Dans « Qui a tué l'écologie ? », Fabrice Nicolino raconte la descente aux enfers des associations embarquées dans « l'entourloupe » du Grenelle de l'environnement – avec humour pour rendre la pilule moins amère. Y compris pour lui, l'écologiste de la première heure révulsé par les écolos officiels.
Son livre, plein de révélations détonnantes, se lit comme un polar. Suspense : que peut-on encore apprendre du bilan du Grenelle de l'environnement, maintes fois tiré ? « Qui a tué l'écologie ? », publié le 16 mars au éditions Les Liens qui libèrent, conte l'histoire d'un banquet républicain et mondain, qui est en fait une grande farce.
Un constat pour commencer :
« Quarante ans après la naissance de ces associations, la destruction de la planète n'a pas reculé, au contraire. »
En s'engageant dans la co-gestion avec l'Etat, les ONG sont complices de ce – piteux – bilan.
Les zooms sur les principaux acteurs sont autant de flèches cruelles. Dans sa ligne de mire, les ministres Borloo, Jouanno, Kosciusko-Morizet, et les quatre ONG que sont Greenpeace, WWF, la Fondation Nicolas Hulot et France nature environnement devenues des « appendices de l'appareil d'Etat et de cette vaste machine industrielle qui détruit le monde à sa racine ».

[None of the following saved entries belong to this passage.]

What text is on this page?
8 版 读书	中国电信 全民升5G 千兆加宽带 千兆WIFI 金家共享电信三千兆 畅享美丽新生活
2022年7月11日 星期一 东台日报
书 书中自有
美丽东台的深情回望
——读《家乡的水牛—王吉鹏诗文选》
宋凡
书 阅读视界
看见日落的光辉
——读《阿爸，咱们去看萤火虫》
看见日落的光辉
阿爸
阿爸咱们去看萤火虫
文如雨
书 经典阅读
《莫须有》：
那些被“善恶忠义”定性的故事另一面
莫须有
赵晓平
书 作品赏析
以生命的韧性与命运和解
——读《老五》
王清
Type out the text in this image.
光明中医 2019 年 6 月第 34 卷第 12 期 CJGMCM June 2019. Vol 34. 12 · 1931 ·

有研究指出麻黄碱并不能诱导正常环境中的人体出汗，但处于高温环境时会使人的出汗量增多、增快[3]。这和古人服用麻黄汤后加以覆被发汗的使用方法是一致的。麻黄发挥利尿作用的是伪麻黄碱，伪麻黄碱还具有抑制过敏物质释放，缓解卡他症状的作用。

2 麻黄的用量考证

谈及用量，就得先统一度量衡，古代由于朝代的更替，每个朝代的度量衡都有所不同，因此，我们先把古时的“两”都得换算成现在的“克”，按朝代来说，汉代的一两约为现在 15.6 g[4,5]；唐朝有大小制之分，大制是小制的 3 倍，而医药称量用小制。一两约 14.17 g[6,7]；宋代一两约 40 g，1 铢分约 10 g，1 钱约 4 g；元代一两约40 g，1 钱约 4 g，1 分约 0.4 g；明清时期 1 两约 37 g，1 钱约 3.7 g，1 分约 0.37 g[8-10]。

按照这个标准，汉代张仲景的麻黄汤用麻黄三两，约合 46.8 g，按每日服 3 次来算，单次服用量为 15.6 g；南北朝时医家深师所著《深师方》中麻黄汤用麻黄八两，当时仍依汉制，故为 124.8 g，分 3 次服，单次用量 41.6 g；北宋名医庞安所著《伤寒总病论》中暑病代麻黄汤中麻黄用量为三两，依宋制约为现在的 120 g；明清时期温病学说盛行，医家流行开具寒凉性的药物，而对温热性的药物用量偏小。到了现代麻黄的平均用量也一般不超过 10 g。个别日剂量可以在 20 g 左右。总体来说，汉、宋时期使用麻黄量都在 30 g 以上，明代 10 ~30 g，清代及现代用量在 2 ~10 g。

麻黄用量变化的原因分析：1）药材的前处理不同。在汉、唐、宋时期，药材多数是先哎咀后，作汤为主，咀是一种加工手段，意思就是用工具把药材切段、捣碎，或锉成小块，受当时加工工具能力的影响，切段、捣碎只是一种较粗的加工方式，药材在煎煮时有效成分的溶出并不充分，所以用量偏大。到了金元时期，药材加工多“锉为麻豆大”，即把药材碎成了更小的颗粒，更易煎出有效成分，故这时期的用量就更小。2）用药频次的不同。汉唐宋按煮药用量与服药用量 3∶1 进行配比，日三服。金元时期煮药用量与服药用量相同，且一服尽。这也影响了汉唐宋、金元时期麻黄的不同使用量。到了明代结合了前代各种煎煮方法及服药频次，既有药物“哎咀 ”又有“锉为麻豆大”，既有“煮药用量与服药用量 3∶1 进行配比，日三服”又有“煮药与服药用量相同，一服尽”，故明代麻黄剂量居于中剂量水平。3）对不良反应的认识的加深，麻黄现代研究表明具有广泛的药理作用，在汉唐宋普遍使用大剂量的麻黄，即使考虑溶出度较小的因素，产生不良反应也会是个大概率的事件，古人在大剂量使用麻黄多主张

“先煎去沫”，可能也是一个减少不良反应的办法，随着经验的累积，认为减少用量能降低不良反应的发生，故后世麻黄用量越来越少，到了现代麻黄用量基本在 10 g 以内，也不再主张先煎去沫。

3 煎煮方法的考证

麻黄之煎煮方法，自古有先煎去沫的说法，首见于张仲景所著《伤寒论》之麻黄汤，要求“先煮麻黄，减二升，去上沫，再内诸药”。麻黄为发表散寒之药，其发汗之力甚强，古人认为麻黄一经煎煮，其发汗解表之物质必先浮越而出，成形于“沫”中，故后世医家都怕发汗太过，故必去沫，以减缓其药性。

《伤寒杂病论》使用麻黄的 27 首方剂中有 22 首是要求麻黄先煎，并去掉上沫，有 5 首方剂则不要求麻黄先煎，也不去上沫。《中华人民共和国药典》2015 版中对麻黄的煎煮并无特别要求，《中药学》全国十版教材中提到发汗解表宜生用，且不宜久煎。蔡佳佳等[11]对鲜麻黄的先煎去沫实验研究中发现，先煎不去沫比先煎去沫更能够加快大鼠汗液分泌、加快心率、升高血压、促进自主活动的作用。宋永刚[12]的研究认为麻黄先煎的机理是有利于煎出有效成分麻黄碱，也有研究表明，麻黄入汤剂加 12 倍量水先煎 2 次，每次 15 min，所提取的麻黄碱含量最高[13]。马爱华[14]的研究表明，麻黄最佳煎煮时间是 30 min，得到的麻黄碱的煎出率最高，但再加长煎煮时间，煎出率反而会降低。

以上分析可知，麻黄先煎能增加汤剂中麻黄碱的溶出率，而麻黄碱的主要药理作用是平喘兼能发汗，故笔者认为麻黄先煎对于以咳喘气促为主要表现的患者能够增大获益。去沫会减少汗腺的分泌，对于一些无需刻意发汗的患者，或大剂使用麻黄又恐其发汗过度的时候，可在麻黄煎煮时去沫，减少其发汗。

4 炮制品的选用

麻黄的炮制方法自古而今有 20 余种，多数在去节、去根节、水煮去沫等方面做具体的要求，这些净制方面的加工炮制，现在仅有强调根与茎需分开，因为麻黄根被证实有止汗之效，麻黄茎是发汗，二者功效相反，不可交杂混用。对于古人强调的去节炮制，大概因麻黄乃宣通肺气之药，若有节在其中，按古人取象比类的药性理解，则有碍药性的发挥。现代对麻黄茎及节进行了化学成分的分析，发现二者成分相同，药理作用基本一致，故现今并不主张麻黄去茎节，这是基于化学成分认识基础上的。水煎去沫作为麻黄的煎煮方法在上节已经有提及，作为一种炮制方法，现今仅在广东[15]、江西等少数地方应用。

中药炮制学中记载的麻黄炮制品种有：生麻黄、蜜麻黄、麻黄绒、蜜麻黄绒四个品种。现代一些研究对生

L'auteur de « Bidoche » se dit « triste – qu'on le croie ou non – d'avoir à moquer des gens pour qui, au fond, [il a] de l'estime ». (Voir la vidéo)
Le journaliste indépendant, très mobilisé contre les gaz de schiste, regrette aussi l'absence notable de ces grandes associations dans cette lutte qui a pris son essor de façon spontanée, comme dans le Larzac.
« Ce Grenelle a été une entourloupe »
Quand on lui demande si le Grenelle de l'environnement, sur le principe, n'a pas des raisons d'être défendu, Fabrice Nicolino est radical :
« Le Grenelle est absurde parce que franchouillard. D'emblée, la bande des quatre a accepté que l'Etat et les intérêts industriels qui lui sont liés dictent le cadre même du Grenelle.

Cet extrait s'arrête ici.